Bundan çıkarımız ne?
Agora'nın sağladığı türden sosyal beceriler eğitimi genelde profesyonel seminerlerde binlerce dolara satılıyor. Biz bunu kanıtlanmış ve zevkli bir sistemle ücretsiz olarak sunuyoruz. Bu noktada şunu düşünüyor olabilirsiniz: "İyi de, Agora'nın bundan çıkarı ne?" Bazı insanların şüpheci iç sesi şunu söylüyor da olabilir: "Eğer bir ürün için para ödemiyorsan o zaman ürün sensin". Bununla birlikte verileriniz satılmadan ya da irdelenmeden, bir şeylerden vazgeçmeniz gerekmeden de bir davaya inanan tutkulu gönüllülerin oluşturduğu kusursuz ürünler ve hizmetler var. Wikipedia'yı, Firefox tarayıcısını, Linux işletim sistemini, Khan Academy derslerini, en iyi üniversitelerin halka açık müfredatlarını, tüm TED ve TEDx konuşmalarını ve daha nice şeyi düşünün...
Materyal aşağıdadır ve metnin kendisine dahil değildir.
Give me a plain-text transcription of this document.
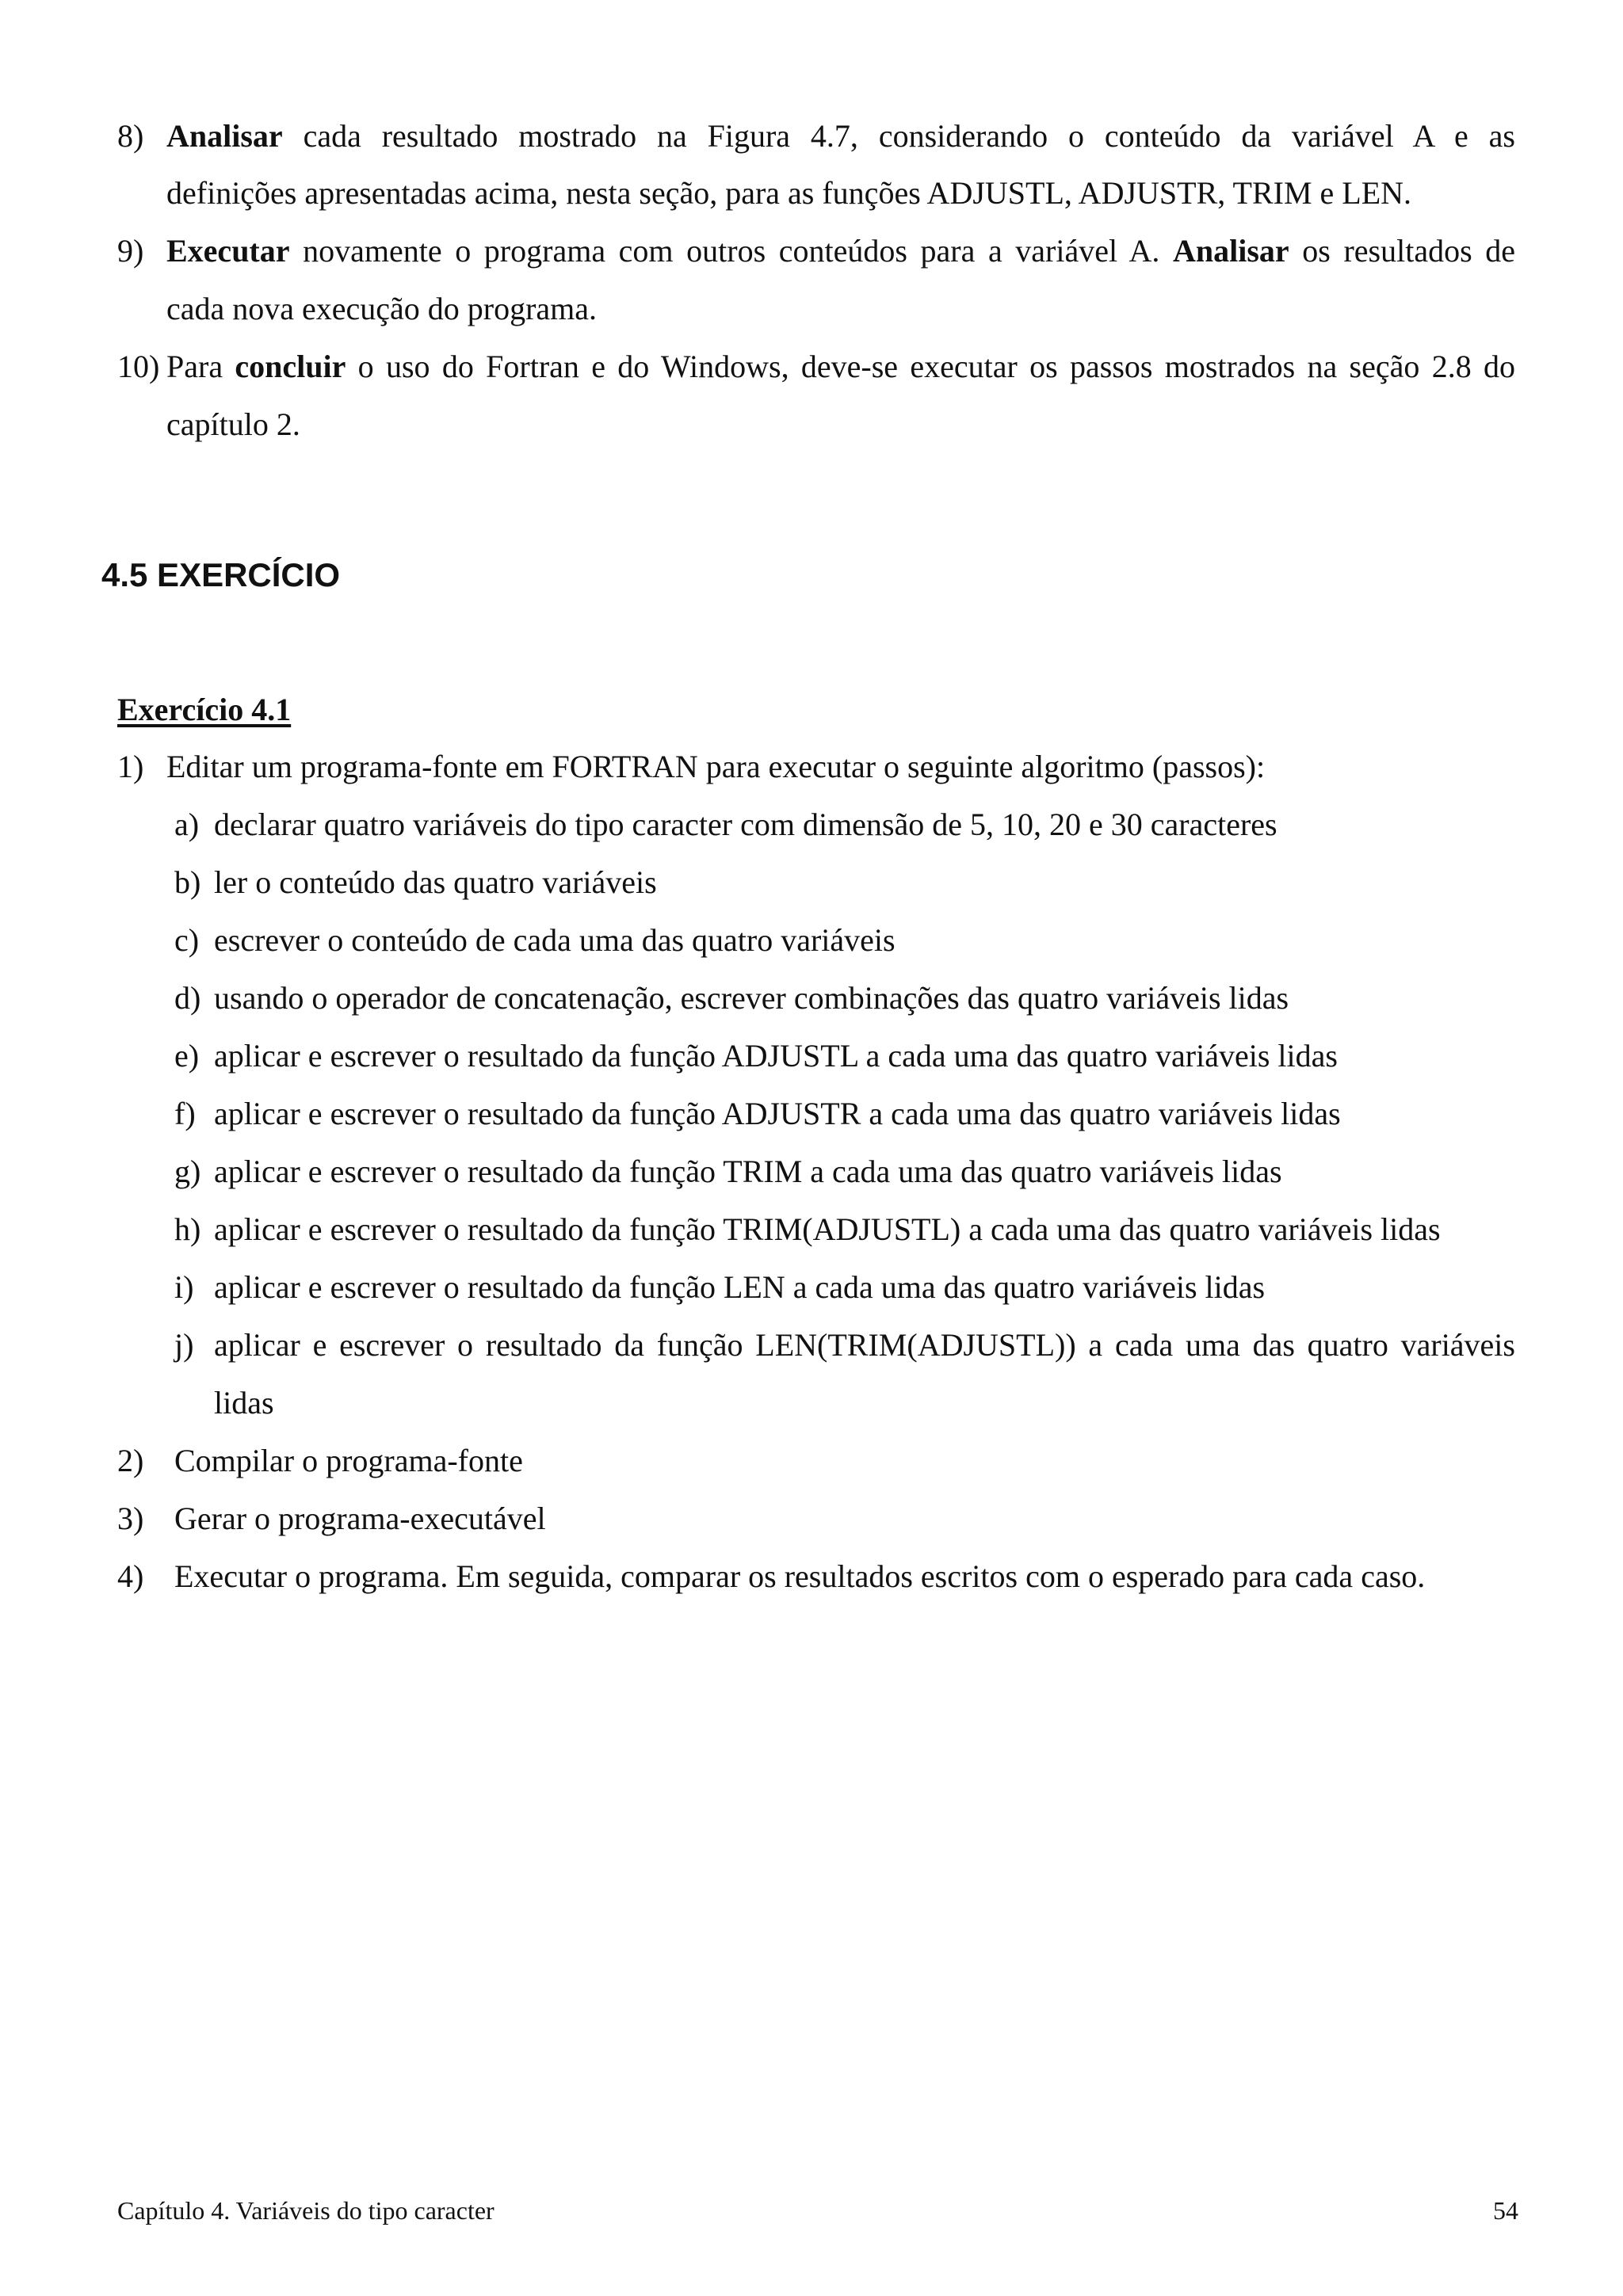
8) Analisar cada resultado mostrado na Figura 4.7, considerando o conteúdo da variável A e as
definições apresentadas acima, nesta seção, para as funções ADJUSTL, ADJUSTR, TRIM e LEN.
9) Executar novamente o programa com outros conteúdos para a variável A. Analisar os resultados de
cada nova execução do programa.
10) Para concluir o uso do Fortran e do Windows, deve-se executar os passos mostrados na seção 2.8 do
capítulo 2.
4.5 EXERCÍCIO
Exercício 4.1
1) Editar um programa-fonte em FORTRAN para executar o seguinte algoritmo (passos):
a) declarar quatro variáveis do tipo caracter com dimensão de 5, 10, 20 e 30 caracteres
b) ler o conteúdo das quatro variáveis
c) escrever o conteúdo de cada uma das quatro variáveis
d) usando o operador de concatenação, escrever combinações das quatro variáveis lidas
e) aplicar e escrever o resultado da função ADJUSTL a cada uma das quatro variáveis lidas
f) aplicar e escrever o resultado da função ADJUSTR a cada uma das quatro variáveis lidas
g) aplicar e escrever o resultado da função TRIM a cada uma das quatro variáveis lidas
h) aplicar e escrever o resultado da função TRIM(ADJUSTL) a cada uma das quatro variáveis lidas
i) aplicar e escrever o resultado da função LEN a cada uma das quatro variáveis lidas
j) aplicar e escrever o resultado da função LEN(TRIM(ADJUSTL)) a cada uma das quatro variáveis
lidas
2) Compilar o programa-fonte
3) Gerar o programa-executável
4) Executar o programa. Em seguida, comparar os resultados escritos com o esperado para cada caso.
Capítulo 4. Variáveis do tipo caracter	54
Bir Eğitim Vakfı olarak bundan bizim çıkarımız, hoşgörülü, cesur, insanları şiddetle ya da saldırganlıkla değil de sözleriyle ikna eden, dinleyen ve eleştirel düşünebilen, kolayca manipüle olmayan ve büyük şeyler başarmak için ilham veren liderler oluşturmanın ve şekillendirmenin manevi memnuniyeti.
Nice insana acı, ızdırap ve kayıplar yaşatan sözde bilimlerle savaşmanın manevi memnuniyeti bize yetiyor.
Ayrıca küresel ve kültürel bakımdan farklı, birbirine bağlı bir topluluk oluşturmaktan, insanların bu toplumda öğrenmesinden, gelişmesinden, birbirleriyle dostluk ve hoşgörü sınırları içinde ağ kurmasından manevi bir keyif alıyoruz.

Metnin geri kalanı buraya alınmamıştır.